Having publicly indicated his willingness to accept the psychiatric diagnosis of schizophrenia, he could scarcely now be seen to be impugning that diagnosis and seeking verdicts of murder.
So he invited me to accept the responsibility of challenging the opinions of the doctors. I accepted and remember thereafter isolating myself in a London flat for many days, immersing myself in the preparation of cross-examinations.
Hugo Milne – a very experienced and highly respected forensic psychiatrist from Leeds – was the first to accept the burden of justifying his diagnosis.
He had to meet the fact that it rested exclusively on what Sutcliffe had said to him and the other doctors; that if it could be shown that this account could not be reconciled with other incontrovertible objective circumstantial evidence, then the premise on which the diagnosis rested was a false one; and that, bereft of that sustainable premise, there was no other proper verdict but murder.
He acknowledged the logical force of these propositions at the outset of cross-examination.
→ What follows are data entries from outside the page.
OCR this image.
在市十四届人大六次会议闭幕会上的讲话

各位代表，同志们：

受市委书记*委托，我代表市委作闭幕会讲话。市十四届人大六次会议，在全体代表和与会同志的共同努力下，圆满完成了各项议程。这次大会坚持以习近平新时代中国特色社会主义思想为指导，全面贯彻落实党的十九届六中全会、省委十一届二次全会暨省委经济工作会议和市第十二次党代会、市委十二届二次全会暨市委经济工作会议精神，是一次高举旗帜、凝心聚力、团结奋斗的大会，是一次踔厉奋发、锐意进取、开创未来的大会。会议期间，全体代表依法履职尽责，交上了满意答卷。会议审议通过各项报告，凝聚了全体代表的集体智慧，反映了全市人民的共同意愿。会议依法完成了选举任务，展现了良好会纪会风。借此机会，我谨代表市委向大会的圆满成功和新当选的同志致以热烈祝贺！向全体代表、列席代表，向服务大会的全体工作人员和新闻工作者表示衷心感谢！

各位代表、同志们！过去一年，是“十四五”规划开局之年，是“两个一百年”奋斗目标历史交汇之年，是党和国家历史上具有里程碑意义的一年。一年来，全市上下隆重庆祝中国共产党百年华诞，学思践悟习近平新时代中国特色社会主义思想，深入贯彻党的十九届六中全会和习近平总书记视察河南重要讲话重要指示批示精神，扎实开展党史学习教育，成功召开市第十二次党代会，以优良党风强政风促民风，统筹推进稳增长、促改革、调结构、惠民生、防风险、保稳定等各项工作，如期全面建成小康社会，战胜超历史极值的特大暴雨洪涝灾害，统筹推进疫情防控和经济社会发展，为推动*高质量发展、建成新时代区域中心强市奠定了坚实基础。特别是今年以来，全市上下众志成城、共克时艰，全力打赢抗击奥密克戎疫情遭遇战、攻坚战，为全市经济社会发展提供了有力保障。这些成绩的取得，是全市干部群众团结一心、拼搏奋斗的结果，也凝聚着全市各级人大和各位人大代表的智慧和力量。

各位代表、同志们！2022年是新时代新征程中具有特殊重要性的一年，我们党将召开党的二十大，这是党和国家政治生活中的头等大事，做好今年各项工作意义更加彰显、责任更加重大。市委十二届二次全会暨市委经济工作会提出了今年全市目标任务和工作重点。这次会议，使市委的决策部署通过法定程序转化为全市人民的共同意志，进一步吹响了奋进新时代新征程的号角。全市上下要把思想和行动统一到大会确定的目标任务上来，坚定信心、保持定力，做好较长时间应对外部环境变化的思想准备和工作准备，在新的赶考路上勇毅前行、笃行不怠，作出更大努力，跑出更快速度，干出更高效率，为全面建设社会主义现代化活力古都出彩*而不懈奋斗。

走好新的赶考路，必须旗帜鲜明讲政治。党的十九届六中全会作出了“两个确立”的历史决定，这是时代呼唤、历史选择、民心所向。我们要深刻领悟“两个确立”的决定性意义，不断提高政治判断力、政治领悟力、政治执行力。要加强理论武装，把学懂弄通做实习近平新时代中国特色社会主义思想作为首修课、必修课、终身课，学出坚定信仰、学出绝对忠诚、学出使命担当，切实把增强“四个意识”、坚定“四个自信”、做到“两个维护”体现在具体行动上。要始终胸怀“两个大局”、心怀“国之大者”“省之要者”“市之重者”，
He was then (over many hours) taken through the circumstantial evidence, which the Crown maintained pointed not to schizophrenia, but to the conclusion that Sutcliffe was a sexual psychopath.
Fairness to Dr Milne demands acknowledgement that he was merely the first of the doctors to be confronted with this most arduous task, in which they were increasingly on the back foot, and that he was to be much admired for accepting the initial, and therefore most onerous, brunt of the challenge.
The rest is history. Sutcliffe was convicted of 13 counts of murder and seven counts of attempted murder.
In the context of this chronicle, that does not matter; still less does my intense feeling of personal vindication at that moment. It has also been said that, during those days at the Central Criminal Court, forensic psychiatry itself was on trial. That may be.
In my estimation, however, what was really at stake was a principle that I suggest is at least as important now as it was 25 years ago. When serious crime is exposed and prosecuted, trial by jury remains the best means yet devised to satisfy the public interest in a wholly transparent and fair system of criminal justice.
Moreover, and bred of centuries of English legal history, the public feel cheated if they do not have a pivotal role in the process. I believe that they have a legitimate expectation that they should be and will be involved.
And there is this, too: in recent years, there has been a disturbing increase in "plea bargaining".
Many judges and others believe that to accept a plea of guilty to a lesser offence is now frequently an excuse for an ill-prepared prosecutor to avoid the risk of acquittal on the more serious charge, so failing to put before a jury allegations that would properly reflect the true nature of the crime.
So it is that, at a time when trial by jury is under renewed challenge, this anniversary of the conviction of Peter William Sutcliffe comes as a keen reminder of its values and purposes.